Bajó las escaleras del palacio de dos en dos, mientras tarareaba con voz rota una vieja tonada romántica, feliz con el estado de las cosas y el estado de sus planes. La plaza a los pies de la escalera estaba vacía, como también lo estaban las calles de Deitronos. La perfecta ciudad del príncipe de la luz no sentía el aguijón del crimen, todos cuantos vivían entre aquellos muros eran ricos o esclavos, los primeros no sentían la necesidad de lanzarse a los callejones navaja en mano a labrarse un futuro, los segundos dormían en sus cuadras, en preparación para el día por venir.

Por eso cuando unas manos lo aferraron con firmeza y lo empujaron contra la pared de un estrecho callejón, el Aprendiz no sintió la punzada del miedo. Sabía bien con quien debía estar tratando.

Saludó con una sonrisa mordaz a la monstruosa Nana, sin prestar atención al cuchillo en su cuello.

—Ah, mi querida Jenny —espetó con desparpajo a la muchacha—. Que grata sorpresa ver que os habéis arreglado para la ocasión.

La chica siseó mostrando sus dientes verdes, decorados de tal manera que parecían puntiagudos y afilados. Guardó el pequeño cuchillo en su manga y clavó una mirada enmarcada en carbón en el Aprendiz, por debajo de su cabello cubierto de verdín.

—Llegas tarde. Dos días tarde ¿Por qué?

—¿Acaso no estáis familiarizada con el viejo adagio, querida? —respondió con afectada inocencia el Aprendiz—. Me temo que, las cosas de palacio, marchan despacio; y personalmente considero la prisa una pésima consejera en esta clase de negocios.

Jenny torció la boca en una mueca de desacuerdo, pero tuvo el buen tino de guardarse su opinión.

—Espero que hayas hecho lo que tenías que hacer, despojo.

El Aprendiz levantó las cejas con ingenuo asombro, una mueca tan llena de amargo sarcasmo como todo el resto de sus gestos.

—Pero, mi niña ¿Intentáis decirme que no estaban los ojos y oídos de Fuerte Rosa pendientes de mi actuación? —se quejó—. Estoy seguro de que ya me abríais apuñalado si tuvieseis noticia de que os la he jugado ¿Me equivoco?

—No —admitió Jenny—. Pero no está de más comprobarlo dos veces.

—Bien pues —aceptó con resignación el hombre, encogiéndose de hombros—. Todo ha ocurrido tal como estaba diseñado que sucediese.
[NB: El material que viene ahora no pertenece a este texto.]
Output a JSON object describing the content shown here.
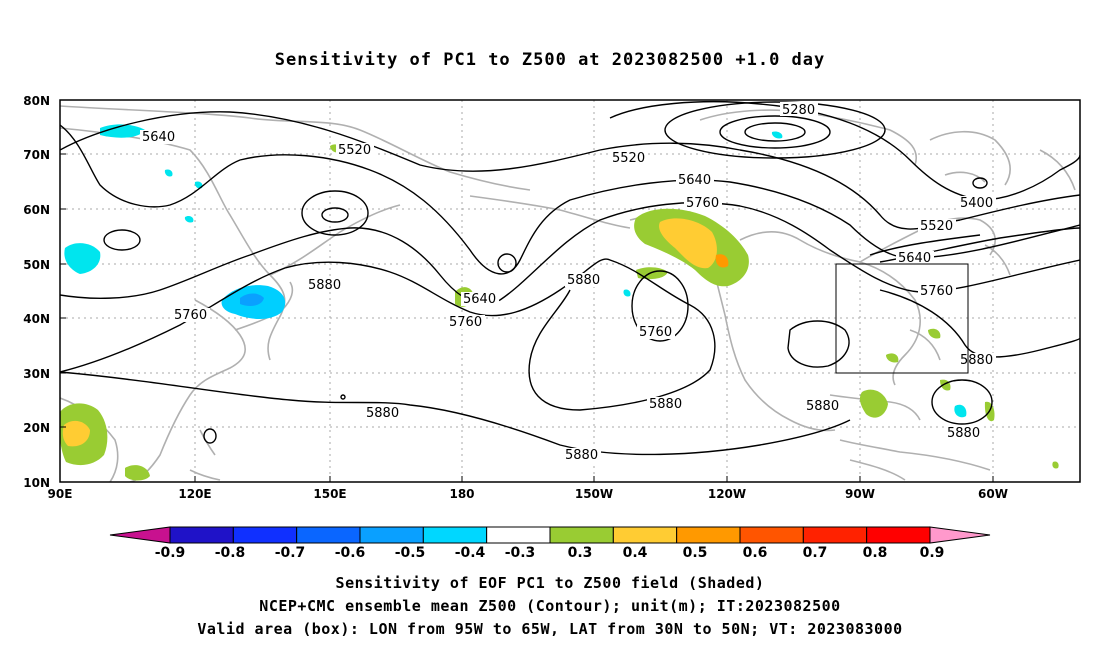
{
  "title": "Sensitivity of PC1 to Z500 at 2023082500 +1.0 day",
  "lat_labels": [
    "80N",
    "70N",
    "60N",
    "50N",
    "40N",
    "30N",
    "20N",
    "10N"
  ],
  "lon_labels": [
    "90E",
    "120E",
    "150E",
    "180",
    "150W",
    "120W",
    "90W",
    "60W"
  ],
  "contour_labels": [
    "5280",
    "5400",
    "5520",
    "5520",
    "5520",
    "5640",
    "5640",
    "5640",
    "5640",
    "5760",
    "5760",
    "5760",
    "5760",
    "5760",
    "5880",
    "5880",
    "5880",
    "5880",
    "5880",
    "5880",
    "5880",
    "5880"
  ],
  "colorbar": {
    "labels": [
      "-0.9",
      "-0.8",
      "-0.7",
      "-0.6",
      "-0.5",
      "-0.4",
      "-0.3",
      "0.3",
      "0.4",
      "0.5",
      "0.6",
      "0.7",
      "0.8",
      "0.9"
    ],
    "colors": [
      "#1f12c8",
      "#1030ff",
      "#0a66ff",
      "#0aa0ff",
      "#00d7ff",
      "#ffffff",
      "#99cc33",
      "#ffcc33",
      "#ff9900",
      "#ff5500",
      "#ff2200",
      "#ff0000"
    ],
    "low_arrow_color": "#c8118f",
    "high_arrow_color": "#ff99cc"
  },
  "footer": {
    "line1": "Sensitivity of EOF PC1 to Z500 field (Shaded)",
    "line2": "NCEP+CMC ensemble mean Z500 (Contour); unit(m); IT:2023082500",
    "line3": "Valid area (box): LON from 95W to 65W, LAT from 30N to 50N; VT: 2023083000"
  }
}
El Emperador no sospecha nada, me temo que el vanagloriado príncipe de la luz es más inocente de lo que lo sois vos, querida —se burló mientras acariciaba con suavidad la mejilla de la muchacha.
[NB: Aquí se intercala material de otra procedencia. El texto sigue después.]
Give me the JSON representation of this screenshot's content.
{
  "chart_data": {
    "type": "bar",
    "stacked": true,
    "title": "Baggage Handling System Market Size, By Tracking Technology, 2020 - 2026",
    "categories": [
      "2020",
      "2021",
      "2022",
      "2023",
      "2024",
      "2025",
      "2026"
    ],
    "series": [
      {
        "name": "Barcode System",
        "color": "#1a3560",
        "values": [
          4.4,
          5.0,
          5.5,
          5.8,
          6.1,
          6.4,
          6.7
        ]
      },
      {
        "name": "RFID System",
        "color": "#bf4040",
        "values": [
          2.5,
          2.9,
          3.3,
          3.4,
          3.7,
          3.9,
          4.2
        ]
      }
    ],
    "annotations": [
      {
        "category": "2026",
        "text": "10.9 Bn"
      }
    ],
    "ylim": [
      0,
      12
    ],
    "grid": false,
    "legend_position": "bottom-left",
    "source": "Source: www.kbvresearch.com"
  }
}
Jenny apretó el cuchillo contra su cuello, lo cual no logró sino arrancarle una carcajada apergaminada al encapuchado.

—Vuestra ternura me conmueve —graznó divertido el Aprendiz—. Ah, había tantas muchachas apetitosas en las salas del imperio, pero ninguna tan dulce y adorable como vos, mi niña.

Jenny lo fulminó con la mirada, al borde de un ataque de ira. Se mordía el labio con rabia y un tímido rubor subía por su cuello desnudo.

—Continua —exigió con voz temblorosa y amenazante.

—Bien —siguió el Aprendiz, satisfecho—. Como decía, nuestro muy amado soberano ha aceptado los términos de nuestro negocio. Está más que conforme con cualquier trato que ponga la cabeza de Roncefier en la punta de una pica, incluso si eso significa perder Maligna.